I hope I’m not misunderstood here; Vanguard is a fine company, and we all owe it a debt of gratitude for its role in pushing fund fees lower. I remember a time when Don Phillips at Morningstar was pointing out that fund companies with $100 million were charging a relatively high expense ratio, and then, when their funds went up over eight figures in customer assets, somehow those economies of scale were not finding their way into lower costs to the end consumer.

One could argue that Vanguard’s pricing revolution has also driven some really good active managers out of the business. And one might imagine that the rise of ETFs — initially resisted by Vanguard — would have caused those expense ratios to decline anyway. But by and large, I believe Vanguard has exerted a positive influence on the investment landscape.

This, too, makes the low-cost investment advice competition from Vanguard seem scary; the company that is embracing manifest conflicts of interest in its advice recommendations has generally been viewed as a consumer-friendly organization by your clients and the press generally. But at the end of the day, I think we should not be afraid to call a spade a spade. The Vanguard reps who are charging 30 basis points for investment advice are salaried product salespeople who are offering advice as a loss leader to steer customer assets to the company’s products.

Moreover, I suspect that one could see a big difference between a Vanguard financial plan — and the experience level of the planner behind it — and the plan and planner offering advice at an independent advisory firm. The sales agents who gave away planning were always a bit perfunctory in their analysis and advice —they had to get quickly to the point, after all — and however earnest the planner on the Vanguard phone lines might be, chances are the customer is talking to a young person just starting out and getting a fairly straightforward retirement analysis alongside Vanguard-centric portfolio recommendations.

If I were looking for advice on making a large, planned-giving donation that would pay my heirs an income for life or looking for how to restructure my small business to take full advantage of the Section 199A deduction, I probably wouldn’t call up Vanguard Personal Advisor Services to do it. That “exorbitant” 80 basis points pays for a lot more than a scaled down retirement analysis delivered over the phone and the predictable recommendation of in-house funds.

But the question remains: how do you compete with a company that is determined to drive the profession’s fee structure down below profitable levels? I think the answer is the same as the profession’s (so far successful) response to the robo competition.

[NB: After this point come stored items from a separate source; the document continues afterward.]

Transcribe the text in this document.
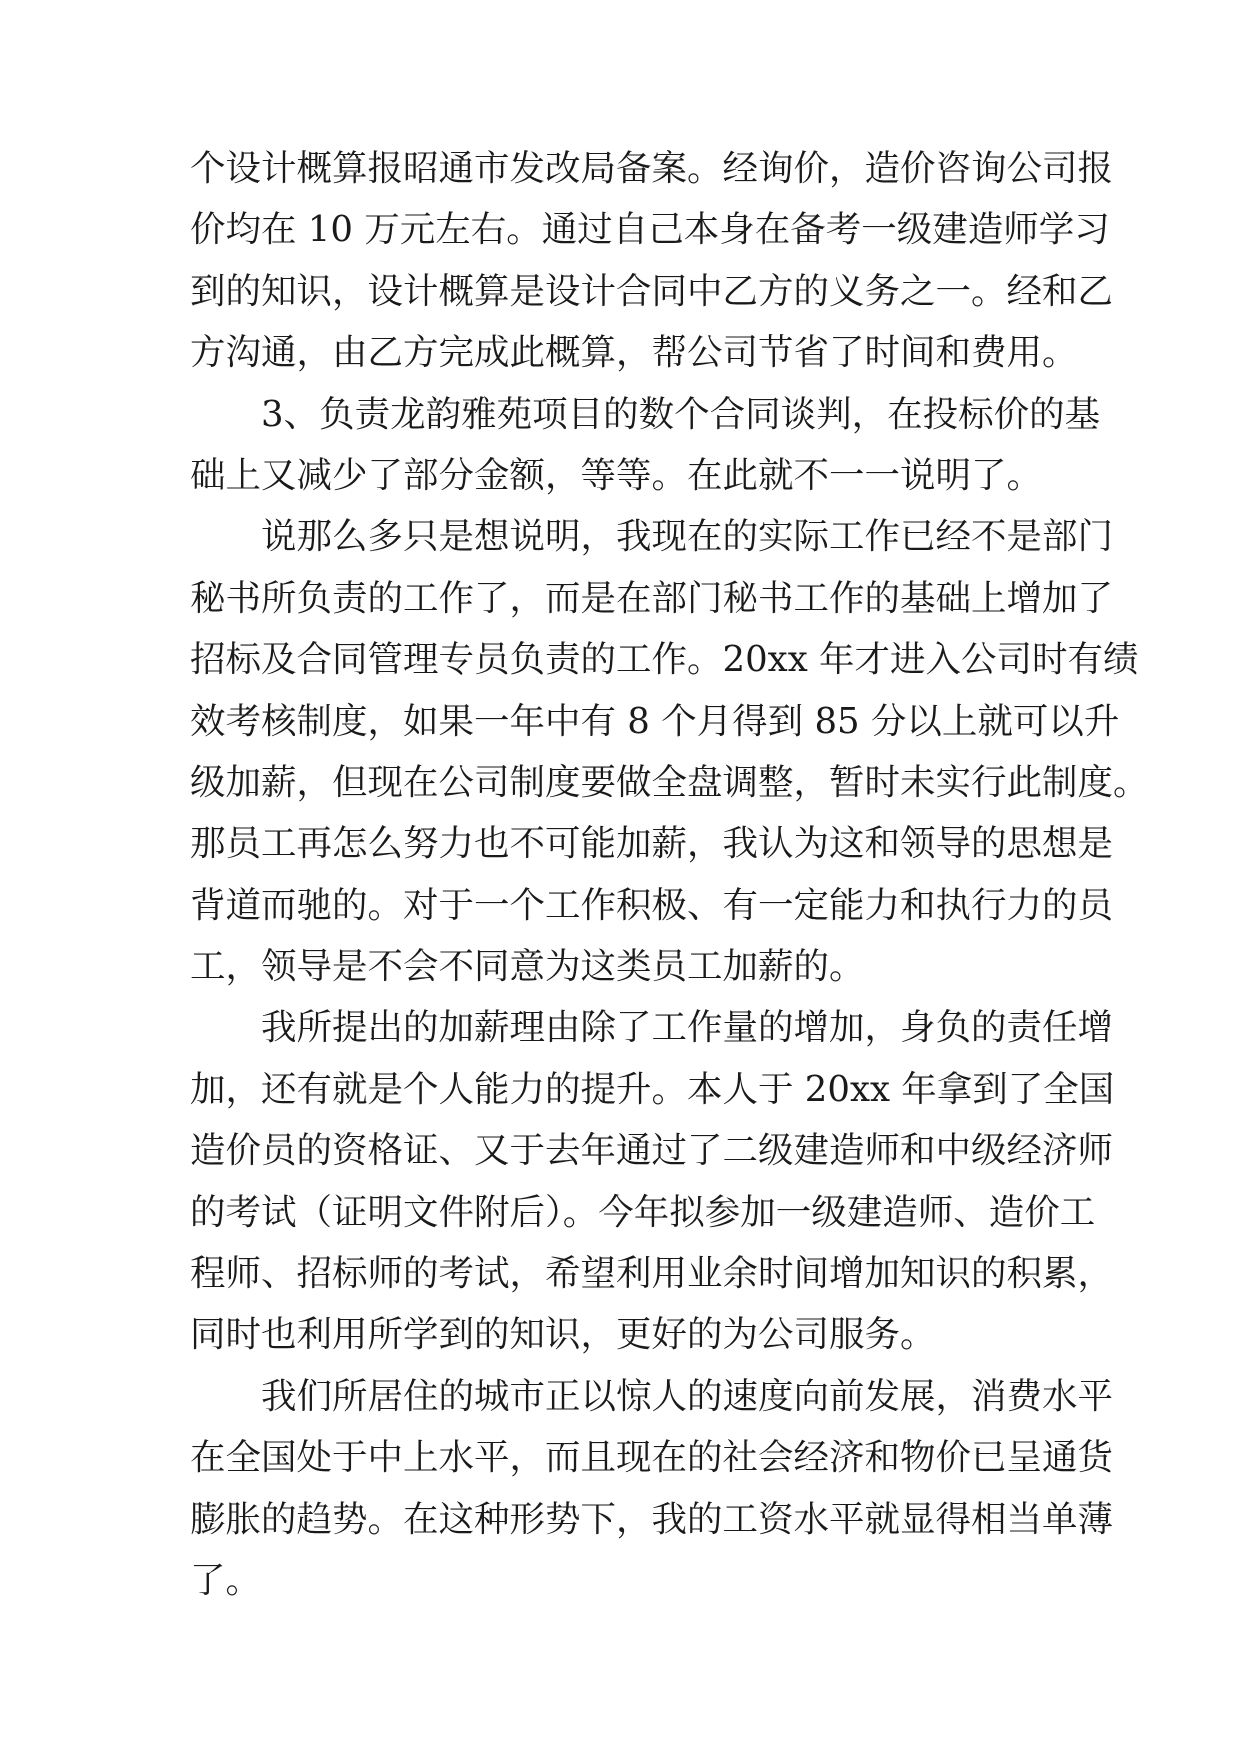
个设计概算报昭通市发改局备案。经询价，造价咨询公司报
价均在 10 万元左右。通过自己本身在备考一级建造师学习
到的知识，设计概算是设计合同中乙方的义务之一。经和乙
方沟通，由乙方完成此概算，帮公司节省了时间和费用。
3、负责龙韵雅苑项目的数个合同谈判，在投标价的基
础上又减少了部分金额，等等。在此就不一一说明了。
说那么多只是想说明，我现在的实际工作已经不是部门
秘书所负责的工作了，而是在部门秘书工作的基础上增加了
招标及合同管理专员负责的工作。20xx 年才进入公司时有绩
效考核制度，如果一年中有 8 个月得到 85 分以上就可以升
级加薪，但现在公司制度要做全盘调整，暂时未实行此制度。
那员工再怎么努力也不可能加薪，我认为这和领导的思想是
背道而驰的。对于一个工作积极、有一定能力和执行力的员
工，领导是不会不同意为这类员工加薪的。
我所提出的加薪理由除了工作量的增加，身负的责任增
加，还有就是个人能力的提升。本人于 20xx 年拿到了全国
造价员的资格证、又于去年通过了二级建造师和中级经济师
的考试（证明文件附后）。今年拟参加一级建造师、造价工
程师、招标师的考试，希望利用业余时间增加知识的积累，
同时也利用所学到的知识，更好的为公司服务。
我们所居住的城市正以惊人的速度向前发展，消费水平
在全国处于中上水平，而且现在的社会经济和物价已呈通货
膨胀的趋势。在这种形势下，我的工资水平就显得相当单薄
了。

You point out the value of objective advice, and of personal service, and you fight margin compression by embracing technology and automating everything that you possibly can. You move toward working with a well-defined niche where you know your clients on a deeper level even that the personal financial planner up the street.

And you tell clients and prospects the honest truth: There’s a place for sales in the financial services world, and that you can often get pretty decent advice from a sales agent. Just make sure that you understand the conflicts involved in a sales relationship. And don’t be surprised when you see the recommendations you receive after the “planning” work.

That Vanguard representative may fervently believe that her company’s products are the best out there, but I guarantee you that their degree of fervor is no greater than the life insurance salespeople I’ve interacted with over the years, or the indexed annuity salespeople who sometimes joust with me on Twitter over my “holier than thou” prediction that fees are the future.

Conflicts are conflicts, no matter who embraces them, and I’m sorry, Vanguard, much as I respect you, you don’t get a free pass on this.